Titled "Just Let Us Be," the report said lesbian, gay, bisexual, and transgender (LGBT) students in secondary school experience "widespread bullying and harassment, discriminatory policies and practices, and an absence of supportive resources" that put them at risk and undermine their right to education.
"LGBT students in the Philippines are often the targets of ridicule and even violence," said Ryan Thoreson, a fellow in the LGBT rights program at HRW.
"And in many instances, teachers and administrators are participating in this mistreatment instead of speaking out against discrimination and creating classrooms where everybody can learn," he said.
HRW's 68-page report said existing protections were irregularly or incompletely implemented, and that many students were not aware of anti-bullying policies or did not know where to seek help if they were persistently bullied.
LGBT issues were also rarely discussed in school curricula, and when they do arise, teachers often make negative or dismissive comments about LGBT students, including instructing their students that being LGBT is sinful or unnatural, HRW added.
"They say that gays are the main focus of HIV. I'm a bit ashamed of that, because I was once in a section where I'm the only gay, and they kept pointing at me," said Jonas, a 17-year-old gay student who was among 98 interviewed for the report.
Carlos, another gay student, shared: "When I was in high school, they'd push me, punch me.
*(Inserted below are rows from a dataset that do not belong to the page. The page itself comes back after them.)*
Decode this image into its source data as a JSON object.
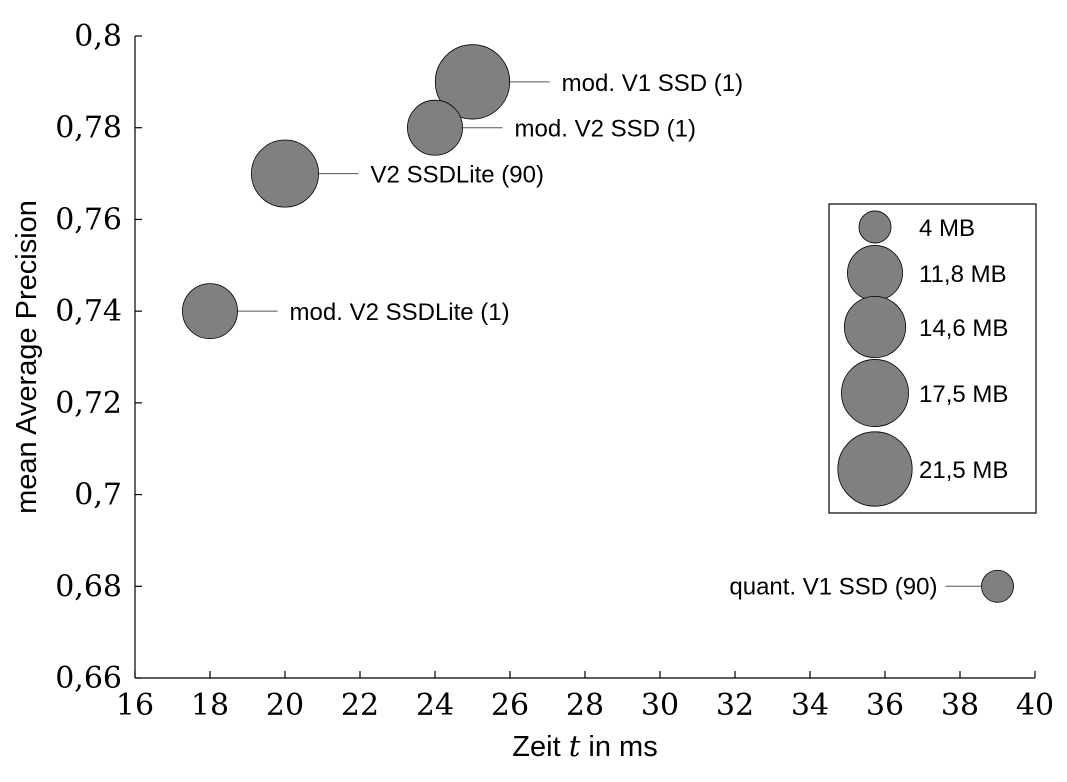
{
  "chart_data": {
    "type": "scatter",
    "xlabel": "Zeit t in ms",
    "xlabel_parts": {
      "before": "Zeit ",
      "var": "t",
      "after": " in ms"
    },
    "ylabel": "mean Average Precision",
    "xlim": [
      16,
      40
    ],
    "ylim": [
      0.66,
      0.8
    ],
    "x_ticks": [
      16,
      18,
      20,
      22,
      24,
      26,
      28,
      30,
      32,
      34,
      36,
      38,
      40
    ],
    "x_tick_labels": [
      "16",
      "18",
      "20",
      "22",
      "24",
      "26",
      "28",
      "30",
      "32",
      "34",
      "36",
      "38",
      "40"
    ],
    "y_ticks": [
      0.66,
      0.68,
      0.7,
      0.72,
      0.74,
      0.76,
      0.78,
      0.8
    ],
    "y_tick_labels": [
      "0,66",
      "0,68",
      "0,7",
      "0,72",
      "0,74",
      "0,76",
      "0,78",
      "0,8"
    ],
    "grid": false,
    "marker_color": "#808080",
    "points": [
      {
        "label": "mod. V1 SSD (1)",
        "x": 25,
        "y": 0.79,
        "size_mb": 21.5,
        "label_side": "right"
      },
      {
        "label": "mod. V2 SSD (1)",
        "x": 24,
        "y": 0.78,
        "size_mb": 11.8,
        "label_side": "right"
      },
      {
        "label": "V2 SSDLite (90)",
        "x": 20,
        "y": 0.77,
        "size_mb": 17.5,
        "label_side": "right"
      },
      {
        "label": "mod. V2 SSDLite (1)",
        "x": 18,
        "y": 0.74,
        "size_mb": 11.8,
        "label_side": "right"
      },
      {
        "label": "quant. V1 SSD (90)",
        "x": 39,
        "y": 0.68,
        "size_mb": 4,
        "label_side": "left"
      }
    ],
    "legend": {
      "placement": "right",
      "entries": [
        {
          "label": "4 MB",
          "size_mb": 4
        },
        {
          "label": "11,8 MB",
          "size_mb": 11.8
        },
        {
          "label": "14,6 MB",
          "size_mb": 14.6
        },
        {
          "label": "17,5 MB",
          "size_mb": 17.5
        },
        {
          "label": "21,5 MB",
          "size_mb": 21.5
        }
      ]
    }
  }
}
When I'd get out of school, they'd follow me [and] push me, call me 'gay,' 'faggot,' things like that."
HRW added that hostilities that LGBT students would face - including physical bullying, verbal harassment, sexual assault and cyberbullying - were often exacerbated by discriminatory policies.
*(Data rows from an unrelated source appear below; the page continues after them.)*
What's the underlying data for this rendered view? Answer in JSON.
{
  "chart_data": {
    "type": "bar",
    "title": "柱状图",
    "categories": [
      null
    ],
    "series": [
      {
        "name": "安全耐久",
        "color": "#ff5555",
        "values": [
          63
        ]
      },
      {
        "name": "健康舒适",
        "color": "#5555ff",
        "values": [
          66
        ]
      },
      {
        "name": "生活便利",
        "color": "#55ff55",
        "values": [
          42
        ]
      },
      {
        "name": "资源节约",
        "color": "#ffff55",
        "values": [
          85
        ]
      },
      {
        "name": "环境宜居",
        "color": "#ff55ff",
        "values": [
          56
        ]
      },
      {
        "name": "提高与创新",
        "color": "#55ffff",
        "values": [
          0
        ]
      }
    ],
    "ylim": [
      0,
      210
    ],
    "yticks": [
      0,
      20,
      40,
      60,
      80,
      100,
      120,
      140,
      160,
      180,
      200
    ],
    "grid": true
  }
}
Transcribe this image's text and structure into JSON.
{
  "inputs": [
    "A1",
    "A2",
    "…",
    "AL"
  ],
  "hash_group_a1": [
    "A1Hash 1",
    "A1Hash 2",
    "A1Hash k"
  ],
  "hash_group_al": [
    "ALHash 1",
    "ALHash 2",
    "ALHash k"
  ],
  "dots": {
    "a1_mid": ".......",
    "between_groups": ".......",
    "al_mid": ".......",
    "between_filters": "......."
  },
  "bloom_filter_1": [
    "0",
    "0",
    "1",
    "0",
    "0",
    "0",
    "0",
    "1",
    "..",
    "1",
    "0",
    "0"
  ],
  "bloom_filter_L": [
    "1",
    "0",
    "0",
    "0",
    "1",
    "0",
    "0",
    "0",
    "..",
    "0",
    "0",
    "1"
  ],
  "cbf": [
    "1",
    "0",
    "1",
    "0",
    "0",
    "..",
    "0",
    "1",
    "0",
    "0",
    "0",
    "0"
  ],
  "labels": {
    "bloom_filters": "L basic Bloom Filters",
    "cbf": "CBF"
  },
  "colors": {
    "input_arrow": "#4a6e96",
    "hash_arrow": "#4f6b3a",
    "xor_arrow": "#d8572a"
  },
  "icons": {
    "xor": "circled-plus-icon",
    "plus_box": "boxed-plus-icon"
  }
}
Schools in the Philippines impose gendered uniform and hair-length requirements without exceptions for students who do not identify as their sex assigned at birth, HRW said.
These inflexible requirements cause many LGBT students to feel uncomfortable or unwelcome at school, be turned away by school guards, or skip class or drop out.
PROTECTING LGBT YOUTH
HRW's Thoreson said President Rodrigo Duterte should reiterate his rejection of bullying and discrimination against LGBT people during the 2016 presidential campaign.
Congress, meanwhile, should pass anti-discrimination legislation to ensure the safety of LGBT members, the report added.
"The failure to pass an anti-discrimination bill puts LGBT kids at risk of discrimination and violence," said Meggan Evangelista of the LGBT legislative advocacy group LAGABLAB Network in the HRW report.
"If lawmakers are serious about making schools safe for all students, they should stop delaying and pass anti-discrimination protections as soon as possible," Evangelista said.
HRW also urged the Department of Education to survey schools to check on anti-bullying measures, train teachers to be responsive to the needs of LGBT students, incorporate LGBT issues into curricular modules, and promote model policies prohibiting discrimination in schools.
At the school level, administrators should strengthen anti-bullying and anti-discrimination policies to ensure LGBT youth are safe and respected, HRW added.
HRW's report cited in-depth interviews and discussions with 98 students and 46 parents, school officials, service providers and education experts from 10 cities in Luzon and the Visayas.